As Adam begins to untangle his past, he continues to struggle with regret, like the time he and his sister (Kelly) convinced his father to deviate from their steak sandwich dinner plans to get pizza, which led to 33 people dying of E. coli poisoning, including Adam’s father (a subtle reference to how much Adam dislikes Poison, the band). Repeat: Adam is all of us. The guilt associated with the poisoned pizza leads to Kelly becoming a drug-addicted agent of chaos while Adam tries to “master the chaos.” He becomes a control freak. He distances himself from Lou, the wild and out-of-control trainwreck. Adam is in the final phase of what John Hughes prophesied in The Breakfast Club (1985): “When you grow up, your heart dies.” He represents the viewer who watches HTTM and feels like time is fucking them up (me, you, anyone with a pulse). 

April demands that Adam move past the guilt and “embrace the chaos; that way, life might just astonish you.” Box of Chocolates Theory. Adam leans forward to kiss her in what turns out to be the film’s most moving tribute to John Hughes; more specifically, the birthday cake scene from Sixteen Candles (1984), as Spandau Ballet’s “True” strums in the background and Adam releases his grip on past regrets. HTTM is in constant dialogue with John Hughes, who died in 2009 of a heart attack (a year before HTTM was released). The film is a tribute to both Hughes and Cusack, who was nearly cast in the role of Bender in The Breakfast Club (the meta-ness of this film is pornographic). Cusack’s Adam responds to Hughes’s prophecy of doom from The Breakfast Club: “I’m not making plans…I’m gonna sort of let the universe surprise me.” Adam’s redemption arc ends with saying goodbye to April, as she whispers in his ear, “Maybe the universe will bring us together.” Adam eventually discovers that Jenny was always planning to break up with him at Winterfest (a lifetime of regret for nothing). In the end, Adams ends up with April, just like in an ‘80s teen film (a reference to the finale of Some Kind of Wonderful, when Keith loses the popular girl and ends up with the rocker chick, Watts). The master of this universe is and will forever be John Hughes, not Chevy Chase.

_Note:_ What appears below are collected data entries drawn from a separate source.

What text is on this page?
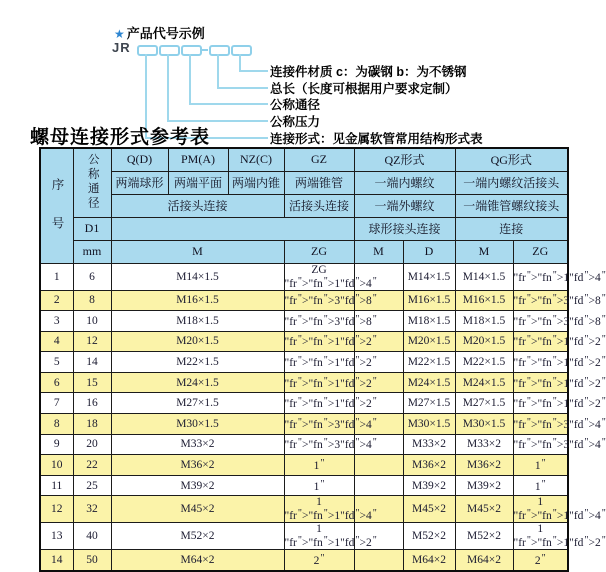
★ 产品代号示例
JR
连接件材质 c：为碳钢 b：为不锈钢
总长（长度可根据用户要求定制）
公称通径
公称压力
连接形式：见金属软管常用结构形式表
螺母连接形式参考表
序号	公称通径	Q(D)	PM(A)	NZ(C)	GZ	QZ形式		QG形式	
		两端球形	两端平面	两端内锥	两端锥管	一端内螺纹		一端内螺纹活接头	
		活接头连接			活接头连接	一端外螺纹		一端锥管螺纹接头	
	D1					球形接头连接		连接	
	mm	M			ZG	M	D	M	ZG
1	6	M14×1.5			ZG "fr">"fn">1"fd" "		M14×1.5	M14×1.5	"fr">"fn">1"fd">4"
2	8	M16×1.5			"fr">"fn">3"fd" "		M16×1.5	M16×1.5	"fr">"fn">3"fd">8"
3	10	M18×1.5			"fr">"fn">3"fd" "		M18×1.5	M18×1.5	"fr">"fn">3"fd">8"
4	12	M20×1.5			"fr">"fn">1"fd" "		M20×1.5	M20×1.5	"fr">"fn">1"fd">2"
5	14	M22×1.5			"fr">"fn">1"fd" "		M22×1.5	M22×1.5	"fr">"fn">1"fd">2"
6	15	M24×1.5			"fr">"fn">1"fd" "		M24×1.5	M24×1.5	"fr">"fn">1"fd">2"
7	16	M27×1.5			"fr">"fn">1"fd" "		M27×1.5	M27×1.5	"fr">"fn">1"fd">2"
8	18	M30×1.5			"fr">"fn">3"fd" "		M30×1.5	M30×1.5	"fr">"fn">3"fd">4"
9	20	M33×2			"fr">"fn">3"fd" "		M33×2	M33×2	"fr">"fn">3"fd">4"
10	22	M36×2			1"		M36×2	M36×2	1"
11	25	M39×2			1"		M39×2	M39×2	1"
12	32	M45×2			1 "fr">"fn">1"fd" "		M45×2	M45×2	1 "fr">"fn">1"fd">4"
13	40	M52×2			1 "fr">"fn">1"fd" "		M52×2	M52×2	1 "fr">"fn">1"fd">2"
14	50	M64×2			2"		M64×2	M64×2	2"
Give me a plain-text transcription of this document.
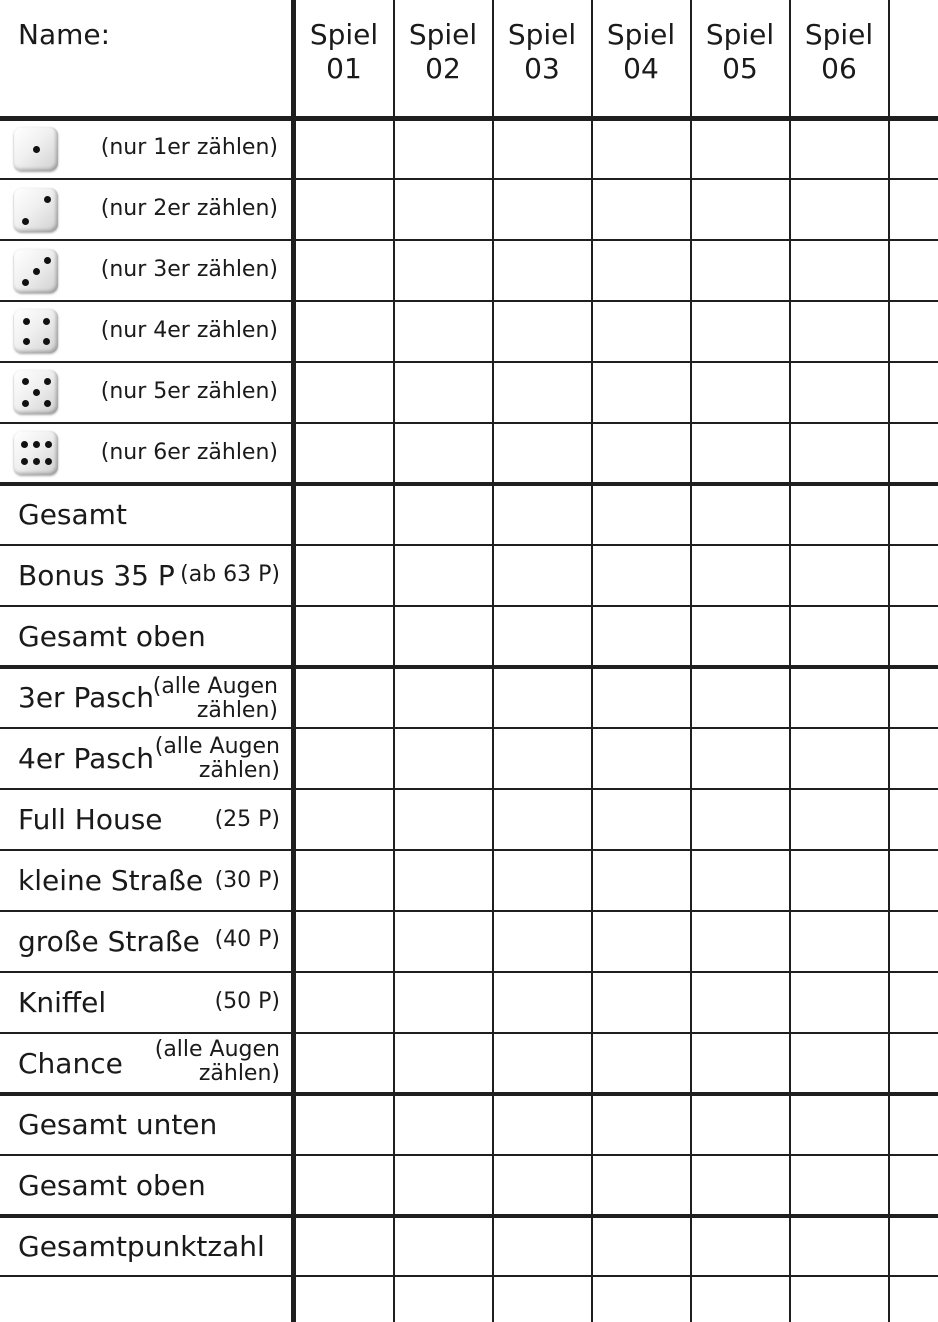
Name:	Spiel
01
Spiel
02
Spiel
03
Spiel
04
Spiel
05
Spiel
06
(nur 1er zählen)
(nur 2er zählen)
(nur 3er zählen)
(nur 4er zählen)
(nur 5er zählen)
(nur 6er zählen)
Gesamt
Bonus 35 P (ab 63 P)
Gesamt oben
3er Pasch
(alle Augen
zählen)
4er Pasch (alle Augen
zählen)
Full House (25 P)
kleine Straße (30 P)
große Straße (40 P)
Kniffel	(50 P)
Chance (alle Augen
zählen)
Gesamt unten
Gesamt oben
Gesamtpunktzahl
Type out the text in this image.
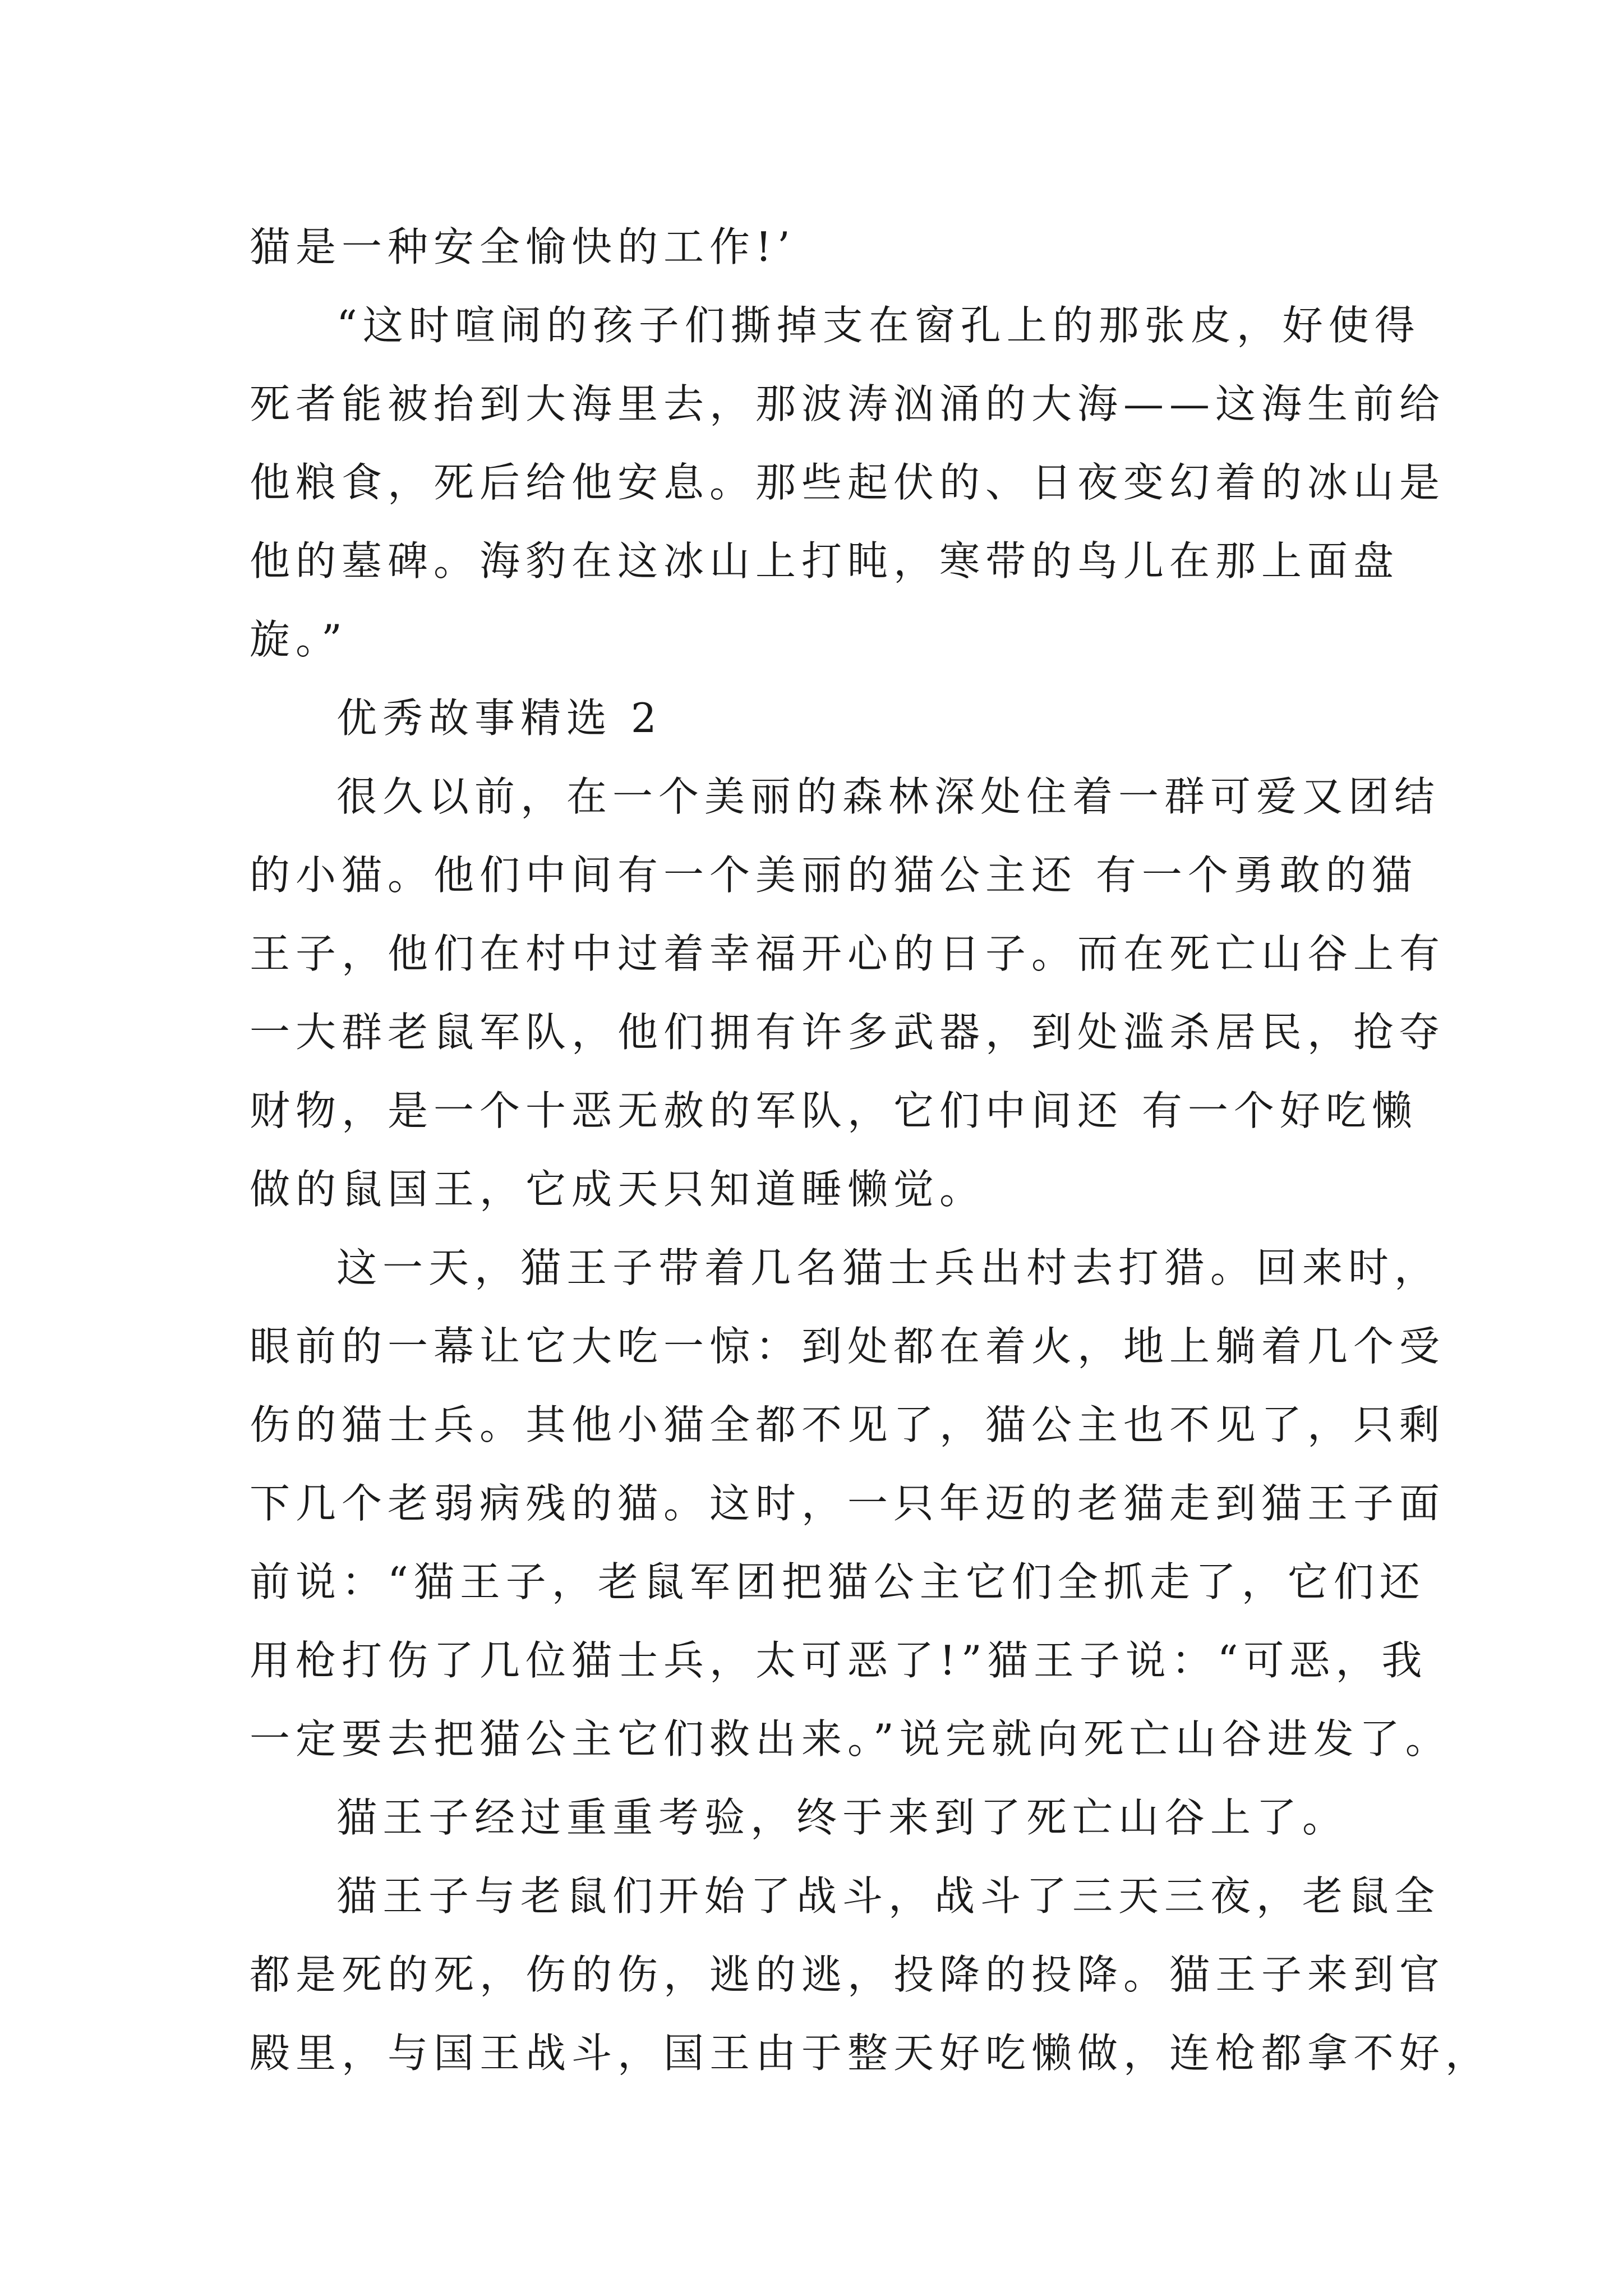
猫是一种安全愉快的工作!’
“这时喧闹的孩子们撕掉支在窗孔上的那张皮，好使得
死者能被抬到大海里去，那波涛汹涌的大海——这海生前给
他粮食，死后给他安息。那些起伏的、日夜变幻着的冰山是
他的墓碑。海豹在这冰山上打盹，寒带的鸟儿在那上面盘
旋。”
优秀故事精选 2
很久以前，在一个美丽的森林深处住着一群可爱又团结
的小猫。他们中间有一个美丽的猫公主还 有一个勇敢的猫
王子，他们在村中过着幸福开心的日子。而在死亡山谷上有
一大群老鼠军队，他们拥有许多武器，到处滥杀居民，抢夺
财物，是一个十恶无赦的军队，它们中间还 有一个好吃懒
做的鼠国王，它成天只知道睡懒觉。
这一天，猫王子带着几名猫士兵出村去打猎。回来时，
眼前的一幕让它大吃一惊：到处都在着火，地上躺着几个受
伤的猫士兵。其他小猫全都不见了，猫公主也不见了，只剩
下几个老弱病残的猫。这时，一只年迈的老猫走到猫王子面
前说：“猫王子，老鼠军团把猫公主它们全抓走了，它们还
用枪打伤了几位猫士兵，太可恶了!”猫王子说：“可恶，我
一定要去把猫公主它们救出来。”说完就向死亡山谷进发了。
猫王子经过重重考验，终于来到了死亡山谷上了。
猫王子与老鼠们开始了战斗，战斗了三天三夜，老鼠全
都是死的死，伤的伤，逃的逃，投降的投降。猫王子来到官
殿里，与国王战斗，国王由于整天好吃懒做，连枪都拿不好，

HTTM is also noteworthy as it remains John Cusack’s last ‘80s teen comedy (or a film about ‘80s teen comedies). It also explores the nostalgic bliss (or disquieting melancholia, depending on your mental health) of being able to go back to that feeling, re-experience it, re-negotiate it, and beat off to it until it turns into a screaming eagle-of-a-guitar solo that echoes back to a world that only exists in MTV music videos and Johnny Lawrence’s wettest dreams. HTTM is empowering, funny, joyfully juvenile, absurd, and thirsty for the beer commercial version of masculinity. We need to admit that we’re nostalgic for this on some level (because we are). This is why Lou chooses to remain in 1986, completing his regression arc into the ultimate male fantasy of going back to youth’s beer-soaked “glory days,” in his idealized, pre-modern state, with hair, at a party that never stops, in a place where his friends stick by him, through thick and thinning hair. OK! Magazine on April 26, 2025: “Forrest Gump star Haley Joel Osment’s plummet from fame due to numerous scandals indeed proves that life, is a box of chocolates.” I hate this film as much as I hate the past.